AGPAII Dharmasraya Resmi Berdiri, Guru PAI Didorong Hadapi Tantangan Mental Health dan Liberalisasi Pendidikan.

Redaksi

Dharmasraya.SumbarMaju.com — Dewan Pengurus Daerah (DPD) Asosiasi Guru Pendidikan Agama Islam Indonesia (AGPAII) Kabupaten Dharmasraya resmi dikukuhkan oleh Ketua Dewan Pengurus Wilayah (DPW) AGPAII Sumatera Barat, Rimelfi, S.Pd.I., MM., M.Pd, dalam sebuah kegiatan yang dirangkai dengan seminar pendidikan, Kamis (29/1/2026).

Pengukuhan pengurus DPD AGPAII Dharmasraya ini menjadi momentum strategis dalam memperkuat peran guru Pendidikan Agama Islam (PAI) di Kabupaten Dharmasraya, khususnya dalam menghadapi tantangan pendidikan di era digital dan globalisasi. Kegiatan tersebut diikuti oleh pengurus dan guru PAI dari berbagai jenjang pendidikan.


Dalam sambutannya, Rimelfi, S.Pd.I., MM., M.Pd menyampaikan bahwa keberadaan pengurus AGPAII di daerah harus menjadi motor penggerak penguatan profesionalisme guru PAI. Menurutnya, tantangan guru PAI saat ini semakin kompleks, mulai dari pembinaan karakter peserta didik, persoalan kesehatan mental siswa, hingga pengaruh liberalisasi pendidikan.

Ia menegaskan bahwa guru PAI tidak cukup hanya menguasai materi pembelajaran, tetapi juga dituntut mampu menjadi pembimbing spiritual, teladan akhlak, serta penjaga nilai-nilai Islam di lingkungan sekolah dan masyarakat. Oleh karena itu, pengurus AGPAII diharapkan aktif, solid, dan mampu menghadirkan program-program yang solutif.


Usai prosesi pengukuhan, kegiatan dilanjutkan dengan seminar pendidikan yang menghadirkan dua narasumber kompeten. Dr. Filmawati, S.Ag., M.Pd memaparkan materi berjudul “Peran Guru PAI dalam Menjaga Kesehatan Mental Siswa (Mental Health) di Tengah Gempuran Tren Digital”.

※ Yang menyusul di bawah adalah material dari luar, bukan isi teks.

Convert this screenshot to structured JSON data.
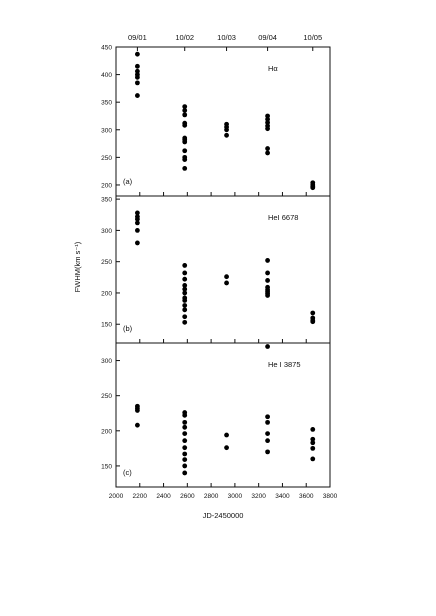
{
  "chart_data": [
    {
      "type": "scatter",
      "panel_label": "(a)",
      "series_label": "Hα",
      "ylim": [
        180,
        450
      ],
      "yticks": [
        200,
        250,
        300,
        350,
        400,
        450
      ],
      "ytick_labels": [
        "200",
        "250",
        "300",
        "350",
        "400",
        "450"
      ],
      "x": [
        2180,
        2180,
        2180,
        2180,
        2180,
        2180,
        2180,
        2578,
        2578,
        2578,
        2578,
        2578,
        2578,
        2578,
        2578,
        2578,
        2578,
        2578,
        2578,
        2930,
        2930,
        2930,
        2930,
        3275,
        3275,
        3275,
        3275,
        3275,
        3275,
        3275,
        3655,
        3655,
        3655,
        3655
      ],
      "y": [
        437,
        415,
        406,
        400,
        395,
        385,
        362,
        342,
        335,
        327,
        312,
        308,
        285,
        282,
        278,
        262,
        250,
        246,
        230,
        310,
        305,
        300,
        290,
        325,
        319,
        313,
        307,
        302,
        266,
        258,
        204,
        200,
        197,
        195
      ]
    },
    {
      "type": "scatter",
      "panel_label": "(b)",
      "series_label": "HeI 6678",
      "ylim": [
        120,
        355
      ],
      "yticks": [
        150,
        200,
        250,
        300,
        350
      ],
      "ytick_labels": [
        "150",
        "200",
        "250",
        "300",
        "350"
      ],
      "x": [
        2180,
        2180,
        2180,
        2180,
        2180,
        2180,
        2578,
        2578,
        2578,
        2578,
        2578,
        2578,
        2578,
        2578,
        2578,
        2578,
        2578,
        2578,
        2930,
        2930,
        3275,
        3275,
        3275,
        3275,
        3275,
        3275,
        3275,
        3275,
        3655,
        3655,
        3655,
        3655
      ],
      "y": [
        328,
        322,
        318,
        312,
        300,
        280,
        244,
        232,
        222,
        212,
        206,
        200,
        192,
        188,
        180,
        173,
        162,
        153,
        226,
        216,
        252,
        232,
        220,
        209,
        205,
        202,
        199,
        196,
        168,
        160,
        156,
        154
      ]
    },
    {
      "type": "scatter",
      "panel_label": "(c)",
      "series_label": "He I 3875",
      "ylim": [
        120,
        325
      ],
      "yticks": [
        150,
        200,
        250,
        300
      ],
      "ytick_labels": [
        "150",
        "200",
        "250",
        "300"
      ],
      "x": [
        2180,
        2180,
        2180,
        2180,
        2578,
        2578,
        2578,
        2578,
        2578,
        2578,
        2578,
        2578,
        2578,
        2578,
        2578,
        2930,
        2930,
        3275,
        3275,
        3275,
        3275,
        3275,
        3275,
        3655,
        3655,
        3655,
        3655,
        3655
      ],
      "y": [
        235,
        232,
        229,
        208,
        226,
        222,
        212,
        205,
        196,
        186,
        176,
        167,
        159,
        150,
        140,
        194,
        176,
        320,
        220,
        212,
        196,
        186,
        170,
        202,
        188,
        183,
        175,
        160
      ]
    }
  ],
  "x_axis": {
    "label": "JD-2450000",
    "xlim": [
      2000,
      3800
    ],
    "ticks": [
      2000,
      2200,
      2400,
      2600,
      2800,
      3000,
      3200,
      3400,
      3600,
      3800
    ],
    "tick_labels": [
      "2000",
      "2200",
      "2400",
      "2600",
      "2800",
      "3000",
      "3200",
      "3400",
      "3600",
      "3800"
    ]
  },
  "y_axis_label": "FWHM(km s⁻¹)",
  "top_dates": {
    "labels": [
      "09/01",
      "10/02",
      "10/03",
      "09/04",
      "10/05"
    ],
    "positions": [
      2180,
      2578,
      2930,
      3275,
      3655
    ]
  }
}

Dalam pemaparannya, ia menekankan pentingnya peran guru PAI dalam mendampingi siswa secara emosional dan spiritual di tengah derasnya arus digital. Guru PAI diharapkan mampu menanamkan nilai-nilai keislaman yang menenangkan serta membangun ketahanan mental peserta didik.

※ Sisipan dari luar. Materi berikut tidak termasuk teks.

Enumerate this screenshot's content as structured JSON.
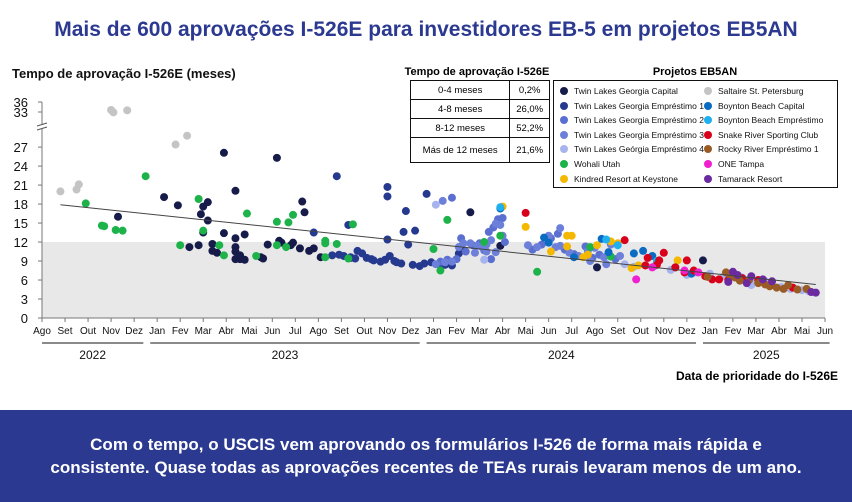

Sementara itu, Dr. Ibrahim, MA menyampaikan materi “Liberalisasi Pendidikan Islam” yang mengajak guru PAI untuk bersikap kritis terhadap arus liberalisasi pendidikan, sekaligus memperkuat jati diri pendidikan Islam agar tetap berlandaskan nilai akidah dan akhlak.


Melalui pengukuhan pengurus DPD AGPAII Dharmasraya dan pelaksanaan seminar ini, diharapkan guru PAI semakin solid, profesional, serta mampu menjawab tantangan zaman tanpa meninggalkan nilai-nilai dasar pendidikan Islam.